Since Azawad broke away from Mali in April, we’ve been wondering how long the world powers will tolerate the situation. On one hand, the logistical nightmare of a potentially protracted war against a hydra-headed insurgency of mutually hostile Tuareg rebels and jihadi factions in the most remote part of the Sahara; on the other, a vast and resource-rich swath of Africa outside the control of any state. One thing that may have held up intervention was the change of administration in France. Now new president François Hollande appears to remove doubts that he is ready for war. In a Paris meeting with Niger ‘s President Mahamadou Issoufou, he warned: “There is a threat of terrorist groups setting up in northern Mali. There is outside intervention that is destabilizing Mali and setting up groups whose vocation goes well beyond Mali, in Africa and perhaps beyond.” (AFP, June 11) We can imagine that French uranium interests in what is now “Azawad” may color Hollande’s thinking on this question.
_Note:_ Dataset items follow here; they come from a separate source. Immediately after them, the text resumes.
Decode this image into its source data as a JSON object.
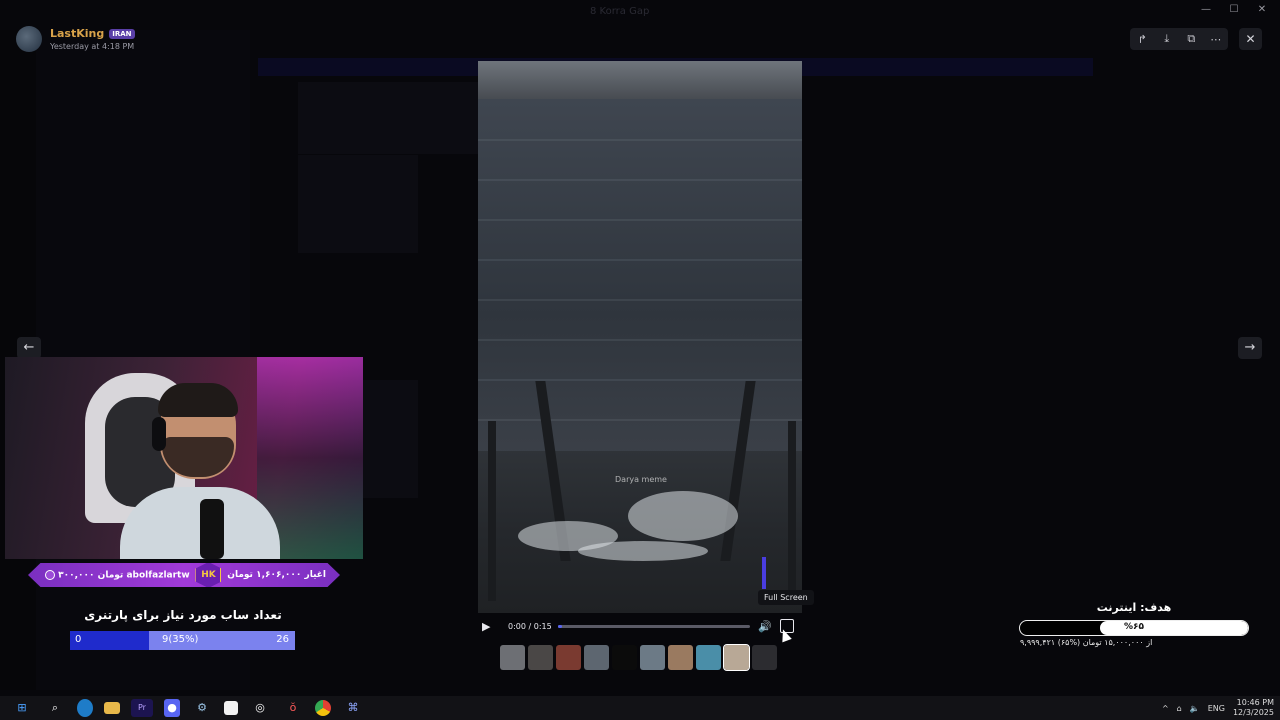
{
  "window": {
    "title": "8 Korra Gap",
    "controls": [
      "—",
      "☐",
      "✕"
    ]
  },
  "author": {
    "name": "LastKing",
    "badge": "IRAN",
    "timestamp": "Yesterday at 4:18 PM"
  },
  "viewer_toolbar": {
    "icons": [
      "forward-icon",
      "download-icon",
      "open-external-icon",
      "more-icon"
    ]
  },
  "close": {
    "icon": "✕"
  },
  "nav": {
    "prev": "←",
    "next": "→"
  },
  "video": {
    "watermark": "Darya meme",
    "current_time": "0:00",
    "duration": "0:15",
    "time_display": "0:00 / 0:15",
    "progress_fraction": 0.02,
    "fullscreen_tooltip": "Full Screen"
  },
  "thumbnails": [
    "#6d6f74",
    "#4a4746",
    "#7a3a30",
    "#5d6670",
    "#0b0b0b",
    "#6c7a86",
    "#9a7a60",
    "#4a8ea8",
    "#b8a896",
    "#2c2c30"
  ],
  "stream_overlay": {
    "donation_left_amount": "۳۰۰,۰۰۰ تومان",
    "donation_left_user": "abolfazlartw",
    "donation_badge": "HK",
    "donation_right_text": "اغیار ۱,۶۰۶,۰۰۰ تومان",
    "sub_title": "تعداد ساب مورد نیاز برای پارتنری",
    "sub_start": "0",
    "sub_current": "9(35%)",
    "sub_target": "26",
    "sub_fraction": 0.35,
    "goal_title": "هدف: اینترنت",
    "goal_percent": "%۶۵",
    "goal_fraction": 0.65,
    "goal_sub": "۹,۹۹۹,۴۲۱ از ۱۵,۰۰۰,۰۰۰ تومان (%۶۵)"
  },
  "taskbar": {
    "icons": [
      "windows-start-icon",
      "search-icon",
      "edge-icon",
      "file-explorer-icon",
      "premiere-icon",
      "discord-icon",
      "steam-icon",
      "store-icon",
      "obs-icon",
      "app-icon",
      "chrome-icon",
      "app2-icon"
    ],
    "lang": "ENG",
    "time": "10:46 PM",
    "date": "12/3/2025"
  }
}
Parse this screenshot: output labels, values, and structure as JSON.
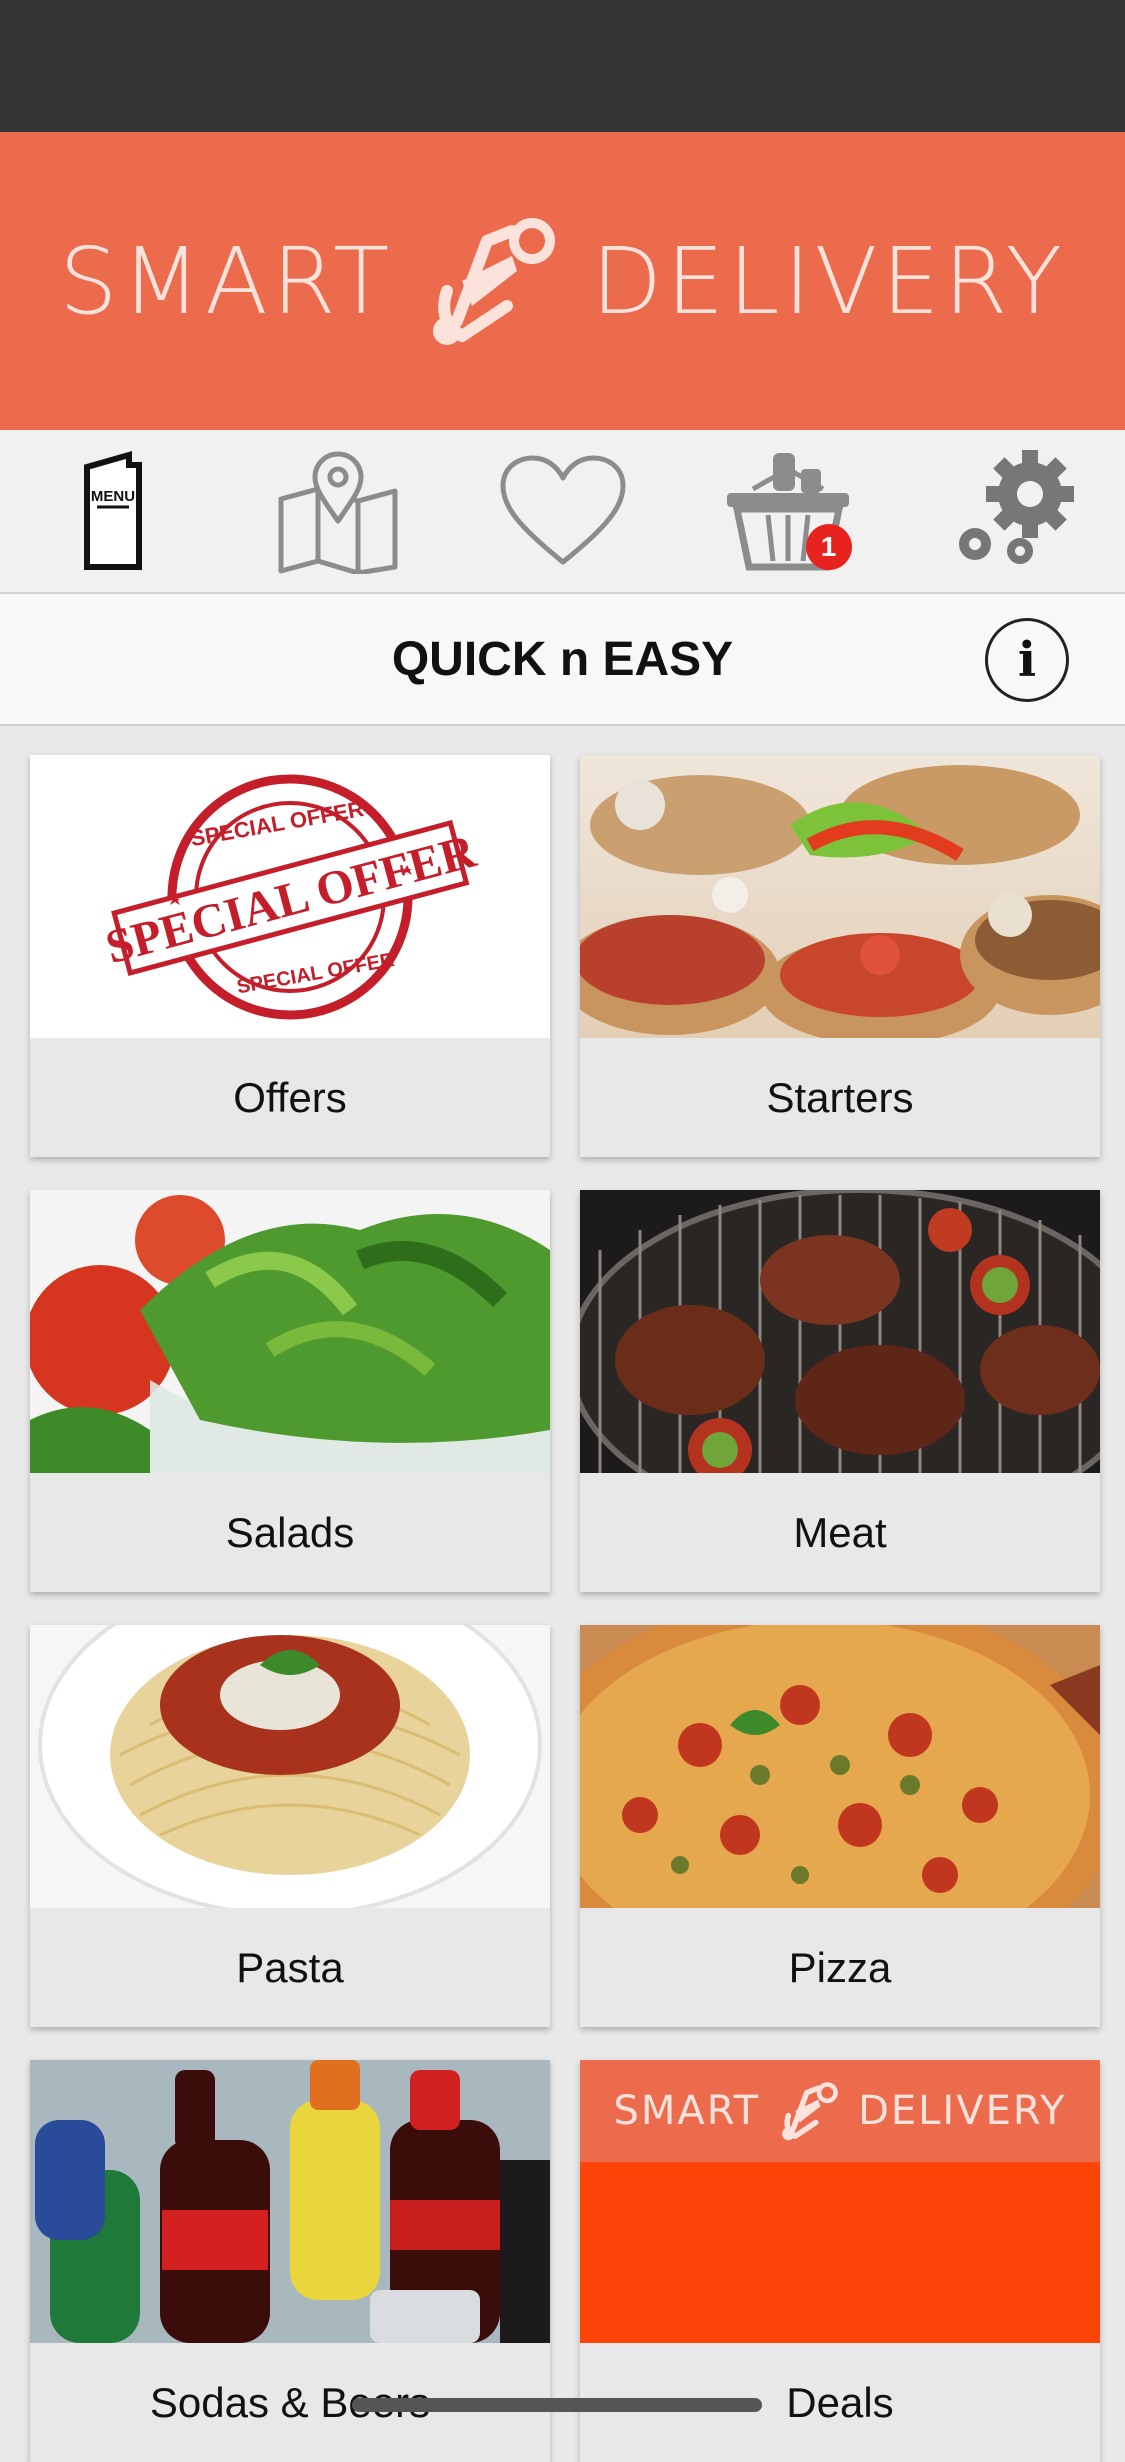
{
  "header": {
    "brand_left": "SMART",
    "brand_right": "DELIVERY",
    "brand_color": "#ec6b4d"
  },
  "nav": {
    "menu_icon_text": "MENU",
    "items": [
      {
        "icon": "menu-icon"
      },
      {
        "icon": "map-icon"
      },
      {
        "icon": "heart-icon"
      },
      {
        "icon": "basket-icon",
        "badge": "1"
      },
      {
        "icon": "gear-icon"
      }
    ]
  },
  "title_bar": {
    "title": "QUICK n EASY",
    "info_glyph": "i"
  },
  "categories": [
    {
      "label": "Offers",
      "image": "special-offer-stamp"
    },
    {
      "label": "Starters",
      "image": "bruschetta"
    },
    {
      "label": "Salads",
      "image": "green-salad"
    },
    {
      "label": "Meat",
      "image": "grilled-steaks"
    },
    {
      "label": "Pasta",
      "image": "spaghetti"
    },
    {
      "label": "Pizza",
      "image": "pizza"
    },
    {
      "label": "Sodas & Beers",
      "image": "soda-bottles"
    },
    {
      "label": "Deals",
      "image": "smart-delivery-banner"
    }
  ],
  "offer_stamp": {
    "top_text": "SPECIAL OFFER",
    "main_text": "SPECIAL OFFER",
    "bottom_text": "SPECIAL OFFER"
  },
  "deals_banner": {
    "brand_left": "SMART",
    "brand_right": "DELIVERY"
  },
  "colors": {
    "accent": "#ec6b4d",
    "badge": "#e8231f",
    "deals_orange": "#fd4409"
  }
}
Issoufou for his own part said that the Economic Community Of West African States is ready to seek UN approval for military action. “ECOWAS has decided to refer to the Security Council with the objective of sending an armed force to Mali,” he told a Paris news conference. (Reuters, June 11) Before leaving for Paris, he warned in an interview with France 24 radio that his government has information on the presence of Afghans and Pakistanis training jihadist forces in Azawad. (VOA, June 7)

Facing his own sporadic Tuareg insurgency, we can imagine that Issoufou is eager to see neighboring Azawad brought under control. As we have noted, in the 1990s there was ethnic cleansing against the Tuaregs in brutal counter-insurgency campaigns in both Mali and Niger—but hidden away in the remote Saharan interior it never won any global outcry, in vivid contrast to the contemporaneous intra-European bloodletting in Bosnia. Will the world pay as little note this time around—even as Great Powers get on board?

See our last posts on Azawad/Mali and Tuareg struggle, and France in Africa.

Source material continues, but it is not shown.